A tough and consistent campaigner, Dansili returned for a 4-year-old season in which he won both the Group 3 Prix Edmond Blanc and Group 2 Prix du Muguet and placed four additional times at the highest level, including running second to the “Iron Horse,” Giant's Causeway, in the Group 1 Sussex Stakes at Goodwood and third to War Chant and North East Bound in the Grade 1 Breeders' Cup Mile by a neck and a nose, the fastest closing quarter in Breeders' Cup history. Soon afterwards, Dansili was returned to his birthplace at Banstead Manor Stud to start a new chapter as a stallion.

Dansili went on to sire 22 Group 1 winners, starting at a fee of £8,000 and rising to a peak of £100,000 thanks to some outstanding horses such as Flintshire, Harbinger, Rail Link, Proviso, Queen's Trust, Dank and The Fugue; and was Champion Sire in France in 2006. He was also an exceptional broodmare sire of the likes of Nezwaah, Cliffs Of Moher, as well as Irish Oaks heroine Chicquita, Time Test, Snow Sky, Agent Murphy, Astaire and Juddmonte stallion Expert Eye. He was pensioned from stud duties in 2018 at the age of 22.

Dansili's influence will be felt at Juddmonte for many years to come through his daughters in the broodmare band and via current Juddmonte stallion Bated Breath, whose career has closely echoed that of his sire to date.

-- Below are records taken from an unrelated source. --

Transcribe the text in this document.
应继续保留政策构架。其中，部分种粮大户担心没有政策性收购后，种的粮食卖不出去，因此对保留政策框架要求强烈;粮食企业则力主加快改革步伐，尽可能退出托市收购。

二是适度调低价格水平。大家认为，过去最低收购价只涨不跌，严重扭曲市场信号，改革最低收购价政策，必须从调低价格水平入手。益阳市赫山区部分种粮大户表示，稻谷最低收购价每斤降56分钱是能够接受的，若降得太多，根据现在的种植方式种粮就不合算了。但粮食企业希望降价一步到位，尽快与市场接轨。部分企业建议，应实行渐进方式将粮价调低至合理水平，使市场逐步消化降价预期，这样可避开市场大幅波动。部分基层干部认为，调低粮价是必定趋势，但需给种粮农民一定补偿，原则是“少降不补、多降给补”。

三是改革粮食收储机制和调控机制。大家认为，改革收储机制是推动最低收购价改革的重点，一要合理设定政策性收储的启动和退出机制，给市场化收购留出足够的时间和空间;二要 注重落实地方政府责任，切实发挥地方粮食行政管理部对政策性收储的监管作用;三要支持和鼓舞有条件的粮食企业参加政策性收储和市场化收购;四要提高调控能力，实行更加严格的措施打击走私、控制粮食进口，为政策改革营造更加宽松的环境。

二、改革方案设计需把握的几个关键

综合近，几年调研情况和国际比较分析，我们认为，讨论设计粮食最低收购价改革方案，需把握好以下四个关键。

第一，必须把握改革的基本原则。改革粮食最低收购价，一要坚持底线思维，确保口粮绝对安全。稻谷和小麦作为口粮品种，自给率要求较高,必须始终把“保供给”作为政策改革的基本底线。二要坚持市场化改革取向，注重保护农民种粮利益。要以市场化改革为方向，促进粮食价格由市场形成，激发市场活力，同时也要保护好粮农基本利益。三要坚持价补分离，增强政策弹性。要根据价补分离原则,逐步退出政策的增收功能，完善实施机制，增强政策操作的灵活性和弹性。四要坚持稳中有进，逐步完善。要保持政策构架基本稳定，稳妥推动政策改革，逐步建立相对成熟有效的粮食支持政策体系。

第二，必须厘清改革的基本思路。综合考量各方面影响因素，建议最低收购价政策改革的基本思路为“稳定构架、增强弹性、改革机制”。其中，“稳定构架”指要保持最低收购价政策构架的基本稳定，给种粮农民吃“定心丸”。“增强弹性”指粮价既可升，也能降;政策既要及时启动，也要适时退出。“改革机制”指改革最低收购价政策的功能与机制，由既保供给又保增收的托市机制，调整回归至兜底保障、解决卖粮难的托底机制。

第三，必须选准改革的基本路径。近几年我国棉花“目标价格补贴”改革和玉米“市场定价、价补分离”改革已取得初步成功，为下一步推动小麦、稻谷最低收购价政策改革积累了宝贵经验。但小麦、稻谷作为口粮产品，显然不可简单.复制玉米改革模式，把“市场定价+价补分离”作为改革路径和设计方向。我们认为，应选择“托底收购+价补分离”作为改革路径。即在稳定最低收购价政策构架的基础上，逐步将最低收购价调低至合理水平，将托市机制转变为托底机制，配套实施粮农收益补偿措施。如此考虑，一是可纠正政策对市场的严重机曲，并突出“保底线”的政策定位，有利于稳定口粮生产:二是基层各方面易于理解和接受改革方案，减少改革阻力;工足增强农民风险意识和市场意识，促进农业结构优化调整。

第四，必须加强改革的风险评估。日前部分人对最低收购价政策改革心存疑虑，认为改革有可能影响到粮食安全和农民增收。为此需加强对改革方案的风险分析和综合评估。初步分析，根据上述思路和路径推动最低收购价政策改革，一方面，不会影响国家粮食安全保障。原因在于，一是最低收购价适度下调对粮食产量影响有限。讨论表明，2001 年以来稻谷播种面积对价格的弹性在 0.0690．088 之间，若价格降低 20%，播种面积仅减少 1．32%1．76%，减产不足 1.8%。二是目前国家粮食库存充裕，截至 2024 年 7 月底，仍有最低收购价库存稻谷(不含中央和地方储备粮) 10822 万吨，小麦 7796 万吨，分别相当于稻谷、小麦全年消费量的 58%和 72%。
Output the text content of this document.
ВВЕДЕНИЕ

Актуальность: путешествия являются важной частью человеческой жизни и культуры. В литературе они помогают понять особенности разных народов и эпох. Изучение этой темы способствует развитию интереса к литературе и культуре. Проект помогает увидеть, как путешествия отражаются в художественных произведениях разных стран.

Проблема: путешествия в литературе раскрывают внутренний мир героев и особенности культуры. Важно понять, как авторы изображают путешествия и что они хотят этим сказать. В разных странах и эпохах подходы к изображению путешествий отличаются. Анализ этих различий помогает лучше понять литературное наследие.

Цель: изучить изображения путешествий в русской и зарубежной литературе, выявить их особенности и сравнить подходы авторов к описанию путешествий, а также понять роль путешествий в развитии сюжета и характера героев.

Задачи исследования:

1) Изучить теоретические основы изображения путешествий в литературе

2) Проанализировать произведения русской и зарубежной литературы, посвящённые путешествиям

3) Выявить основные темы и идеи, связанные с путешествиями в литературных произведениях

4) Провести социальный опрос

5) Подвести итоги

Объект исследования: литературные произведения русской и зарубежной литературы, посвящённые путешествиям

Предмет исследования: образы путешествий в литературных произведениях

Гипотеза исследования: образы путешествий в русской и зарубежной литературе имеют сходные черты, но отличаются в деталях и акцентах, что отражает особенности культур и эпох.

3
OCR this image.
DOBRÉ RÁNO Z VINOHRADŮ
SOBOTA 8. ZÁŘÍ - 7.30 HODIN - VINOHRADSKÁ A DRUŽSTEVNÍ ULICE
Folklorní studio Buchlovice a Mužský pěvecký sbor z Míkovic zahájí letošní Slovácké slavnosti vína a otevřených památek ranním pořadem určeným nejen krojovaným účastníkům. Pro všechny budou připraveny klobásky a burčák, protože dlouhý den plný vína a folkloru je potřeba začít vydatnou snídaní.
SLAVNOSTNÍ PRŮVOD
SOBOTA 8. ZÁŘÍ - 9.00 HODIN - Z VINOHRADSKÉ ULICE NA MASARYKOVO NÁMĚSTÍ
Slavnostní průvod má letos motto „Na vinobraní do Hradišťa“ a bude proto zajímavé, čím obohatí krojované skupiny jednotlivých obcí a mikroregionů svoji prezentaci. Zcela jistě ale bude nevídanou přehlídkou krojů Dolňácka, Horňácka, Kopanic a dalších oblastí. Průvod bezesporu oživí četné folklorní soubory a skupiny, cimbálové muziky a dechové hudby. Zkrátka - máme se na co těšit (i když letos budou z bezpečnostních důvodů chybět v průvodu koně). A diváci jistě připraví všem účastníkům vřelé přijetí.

Simon Mockridge, general manager (UK) shares the following tribute: “As a racehorse he was durable, genuine, consistent and expertly handled by André Fabre throughout his career. Although he deserved a Group 1 victory on the racecourse, having been placed in six, that somehow always managed to evade him. During his 17 years at stud he played an intrinsic role alongside Oasis Dream in establishing the reputation of the Juddmonte roster. A truly wonderful, reliable, and uncomplicated character as a stallion he was a firm favourite of the Stallion Team and Juddmonte as a whole. He will be greatly missed.”